Unfortunately for the truth of the story, letters are in existence, written by the Earl of Cassilis to the Lady Jean after the date of these events, which prove the subsistence of a high degree of mutual affection and confidence; and Finlay assures us that after a diligent search, he had been able to discern nothing that in the slightest confirmed the popular tale. The whole story is perhaps the malicious invention of an enemy of the house of Cassilis, and as such would not be unparalleled in the history of ballad poetry. See Dauney's _Ancient Scottish Melodies_, p. 269, and Chambers's _Scottish Ballads_, p.

143.

The gypsies came to our good lord's gate, And wow but they sang sweetly; They sang sae sweet and sae very complete, That down came the fair lady.

And she came tripping doun the stair, 5 And a' her maids before her; As soon as they saw her weel-far'd face, They coost the glamer o'er her.

"O come with me," says Johnie Faw, "O come with me, my dearie; 10 For I vow and I swear by the hilt of my sword, That your lord shall nae mair come near ye."
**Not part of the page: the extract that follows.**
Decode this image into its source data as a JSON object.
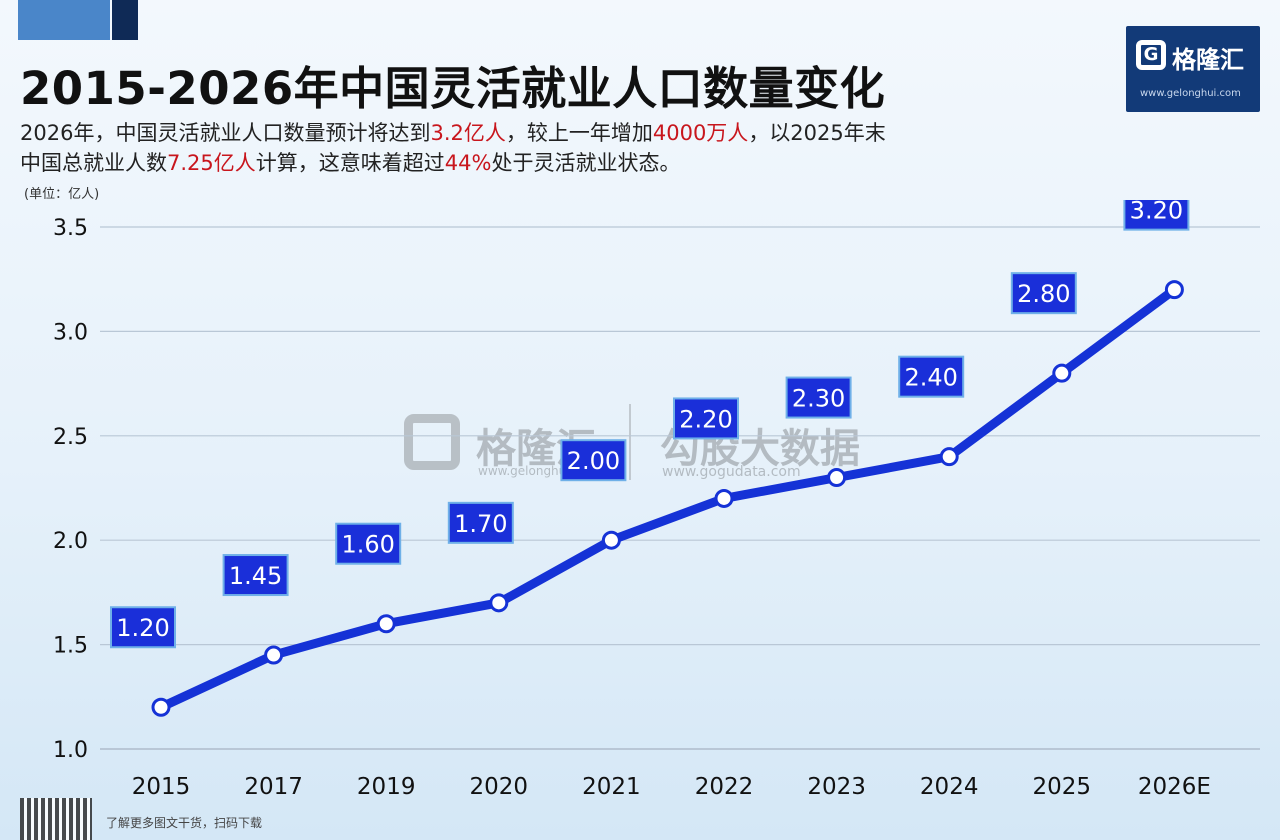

Then she gied them the beer and the wine, And they gied her the ginger; But she gied them a far better thing, 15 The goud ring aff her finger.

"Gae tak frae me this gay mantle, And bring to me a plaidie; For if kith and kin and a' had sworn, I'll follow the gypsie laddie. 20

"Yestreen I lay in a weel-made bed, Wi' my good lord beside me; But this night I'll lye in a tennant's barn, Whatever shall betide me."

"Come to your bed," says Johnie Faw, 25 "O come to your bed, my dearie; For I vow and swear by the hilt of my sword, That your lord shall nae mair come near ye."